= Nova Scotia Lifeguard Service =

Canadian lifeguard service

The Nova Scotia Lifeguard Service (also NSLS) is a Canadian lifeguard service operating in Nova Scotia.

NSLS has been supervising many Nova Scotian beaches since 1973 and is a joint project between the Nova Scotia Department of Health Promotion and Protection, and the Nova Scotia Branch of the Royal Life Saving Society of Canada (RLSSC) .

The NSLS employed 54 full-time lifeguards for the 2006 season, as well as several other part-time staff. Supervision seasons typically run from July 1 through to the last weekend in August, with a few beaches continuing weekend supervision into September. The NSLS developed the Nova Scotia Surf League, Canada's first surf lifesaving competition series, and has seen several Nova Scotians selected to the Core Team of the Canadian National Lifesaving Team since its inception.

The service was born out of a 1972 study into a high number of drownings at public beaches in Nova Scotia. Originally called the Nova Scotia Beach Supervision Project, the beaches were organized by region, so that each region is required to recruit and hire lifeguards for the beaches, thereby supplying lifeguard supervision. The program was centralized and began employing a full-time director in 1975, when it also changed its name to the Nova Scotia Lifeguard Service.

In 2019, the NSLS supervised 23 beaches around the province and was responsible for training and administration services for several others.

== Supervised beaches ==
- Aylesford Lake Beach (Municipality of Kings County)
- Bayfield Beach (Municipality of the County of Antigonish)
- Bayswater Beach (Lunenburg County, Nova Scotia)
- Dollar Lake Beach (Dollar Lake Provincial Park)
- Dominion Beach (Cape Breton Regional Municipality)
- Heather Beach (Heather Beach Provincial Park)
- Ingonish Beach (Cape Breton Regional Municipality)
- Inverness Beach (Municipality of the County of Inverness)
- Lake Ellenwood Beach (Lake Ellenwood Provincial Park)
- Lake Milo Beach (Municipality of the District of Yarmouth)
- Lawrencetown Beach (Lawrencetown Beach Provincial Park)
- Martinique Beach (Halifax County, Nova Scotia
- Mavilette Beach (Municipality of the District of Clare)
- Melmerby Beach (Melmerby Beach Provincial Park)
- Mira Gut Beach (Cape Breton Regional Municipality)
- Point Michaud Beach (Cape Breton Regional Municipality)
- Pomquet Beach (Pomquet Beach Provincial Park)
- Port Hood Beach (Municipality of the County of Inverness)
- Port Maitland Beach (Port Maitland Provincial Park)
- Queensland Beach (Queensland Beach Provincial Park)
- Rainbow Haven Beach (Rainbow Haven Provincial Park)
- Rissers Beach (Rissers Beach Provincial Park)

== Training ==

Lifeguards employed with the NSLS must complete a physically rigorous selection process.

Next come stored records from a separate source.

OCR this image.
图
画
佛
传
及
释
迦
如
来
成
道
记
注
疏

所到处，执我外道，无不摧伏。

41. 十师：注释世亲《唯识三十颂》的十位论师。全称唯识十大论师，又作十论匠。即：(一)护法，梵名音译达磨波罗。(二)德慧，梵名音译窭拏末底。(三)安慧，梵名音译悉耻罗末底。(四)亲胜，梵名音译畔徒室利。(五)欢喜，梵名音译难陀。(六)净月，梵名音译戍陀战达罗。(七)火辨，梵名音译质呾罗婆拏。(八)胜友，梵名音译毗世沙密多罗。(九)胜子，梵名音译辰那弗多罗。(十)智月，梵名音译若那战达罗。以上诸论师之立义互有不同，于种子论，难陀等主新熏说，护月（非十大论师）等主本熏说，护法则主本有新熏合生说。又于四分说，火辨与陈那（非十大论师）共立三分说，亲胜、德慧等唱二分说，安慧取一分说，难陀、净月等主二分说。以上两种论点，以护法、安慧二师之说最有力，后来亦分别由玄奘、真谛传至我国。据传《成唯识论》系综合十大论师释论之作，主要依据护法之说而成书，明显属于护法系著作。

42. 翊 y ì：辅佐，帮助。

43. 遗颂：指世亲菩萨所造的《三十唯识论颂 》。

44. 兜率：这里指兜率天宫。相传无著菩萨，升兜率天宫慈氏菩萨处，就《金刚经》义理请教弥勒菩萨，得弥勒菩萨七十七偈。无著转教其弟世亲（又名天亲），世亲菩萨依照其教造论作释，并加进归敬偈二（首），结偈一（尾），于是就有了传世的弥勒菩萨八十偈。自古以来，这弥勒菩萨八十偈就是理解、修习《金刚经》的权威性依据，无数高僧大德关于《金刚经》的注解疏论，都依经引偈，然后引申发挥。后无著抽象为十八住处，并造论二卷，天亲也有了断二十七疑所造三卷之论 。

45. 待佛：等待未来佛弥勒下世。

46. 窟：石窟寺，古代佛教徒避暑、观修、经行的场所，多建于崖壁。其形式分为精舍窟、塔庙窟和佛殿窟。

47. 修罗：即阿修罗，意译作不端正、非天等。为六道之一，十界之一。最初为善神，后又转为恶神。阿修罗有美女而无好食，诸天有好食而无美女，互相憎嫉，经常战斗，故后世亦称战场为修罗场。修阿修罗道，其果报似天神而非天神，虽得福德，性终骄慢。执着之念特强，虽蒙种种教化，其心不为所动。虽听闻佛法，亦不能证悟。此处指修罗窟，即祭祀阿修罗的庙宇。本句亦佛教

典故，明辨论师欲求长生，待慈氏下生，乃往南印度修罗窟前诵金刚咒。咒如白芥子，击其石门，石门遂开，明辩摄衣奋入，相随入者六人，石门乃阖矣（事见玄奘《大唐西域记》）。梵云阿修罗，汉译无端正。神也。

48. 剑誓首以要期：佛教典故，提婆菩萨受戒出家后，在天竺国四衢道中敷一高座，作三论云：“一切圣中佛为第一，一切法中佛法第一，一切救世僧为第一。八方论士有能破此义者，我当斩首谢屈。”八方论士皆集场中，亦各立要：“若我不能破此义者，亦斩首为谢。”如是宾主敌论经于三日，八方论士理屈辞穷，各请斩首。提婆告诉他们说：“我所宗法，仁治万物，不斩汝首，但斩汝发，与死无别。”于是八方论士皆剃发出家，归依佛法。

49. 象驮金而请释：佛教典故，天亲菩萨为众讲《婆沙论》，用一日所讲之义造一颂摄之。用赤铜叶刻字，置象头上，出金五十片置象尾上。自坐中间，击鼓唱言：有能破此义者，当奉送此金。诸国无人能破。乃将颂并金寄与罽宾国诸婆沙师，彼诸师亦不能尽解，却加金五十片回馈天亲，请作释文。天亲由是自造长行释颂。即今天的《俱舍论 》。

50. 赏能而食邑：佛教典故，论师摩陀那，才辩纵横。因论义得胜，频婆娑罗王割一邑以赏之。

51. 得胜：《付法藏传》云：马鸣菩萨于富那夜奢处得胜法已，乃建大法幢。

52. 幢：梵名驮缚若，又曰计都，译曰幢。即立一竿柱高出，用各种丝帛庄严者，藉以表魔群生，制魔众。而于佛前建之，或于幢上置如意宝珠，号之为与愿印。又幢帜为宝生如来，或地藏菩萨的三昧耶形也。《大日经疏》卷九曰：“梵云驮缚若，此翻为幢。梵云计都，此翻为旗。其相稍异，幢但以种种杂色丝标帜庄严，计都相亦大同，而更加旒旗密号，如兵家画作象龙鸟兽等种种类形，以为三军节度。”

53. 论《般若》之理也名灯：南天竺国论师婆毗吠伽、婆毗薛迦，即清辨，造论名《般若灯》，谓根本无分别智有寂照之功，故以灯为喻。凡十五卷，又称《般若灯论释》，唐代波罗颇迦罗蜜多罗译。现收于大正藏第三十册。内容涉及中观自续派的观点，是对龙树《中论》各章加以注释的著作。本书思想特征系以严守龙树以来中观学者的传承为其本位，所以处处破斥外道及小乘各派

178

All lifeguard applicants to NSLS must be certified with the RLSSC's National Lifeguard Service Award and also maintain certification in Standard First Aid as well as cardiopulmonary resuscitation (CPR) level C.

Applicants are then tested with a timed 500-meter swim in surf conditions, followed by a timed 3.2 km run, and a timed 50-meter carry with a suitably weighted mannequin.

The physical test is followed by a written test. Should an applicant be hired, s/he must successfully complete a four-day NSLS training camp with all new and returning lifeguards immediately prior to the start of the supervision season, during which there are further evaluations of skills based on performance during mock emergency scenarios. Should an applicant not meet the standard during the training camp, alternates who are successful will be selected in their place.

== Nova Scotia Surf League ==

Nova Scotia Surf League is a lifeguard competition operated by NSLS. Started in 2000, it is Canada's first lifesaving competition series. The format of the series was modeled after an Australian professional lifesaving circuit called the Nutri-Grain Surf League. It has aimed to focus on increasing the level of participation among in the sport of lifesaving among Nova Scotia lifeguards, mainly through providing regular access to competition. The league founder, Craig Durling, remains active today as the league's Commissioner.

Prior to the existence of Surf League, Nova Scotians would often travel to competitions in Ontario, Quebec and the United States.

At the conclusion of each summer, league awards are presented to the top teams and individuals who competed on the series. Career statistics are also maintained by the league for wins for men and women.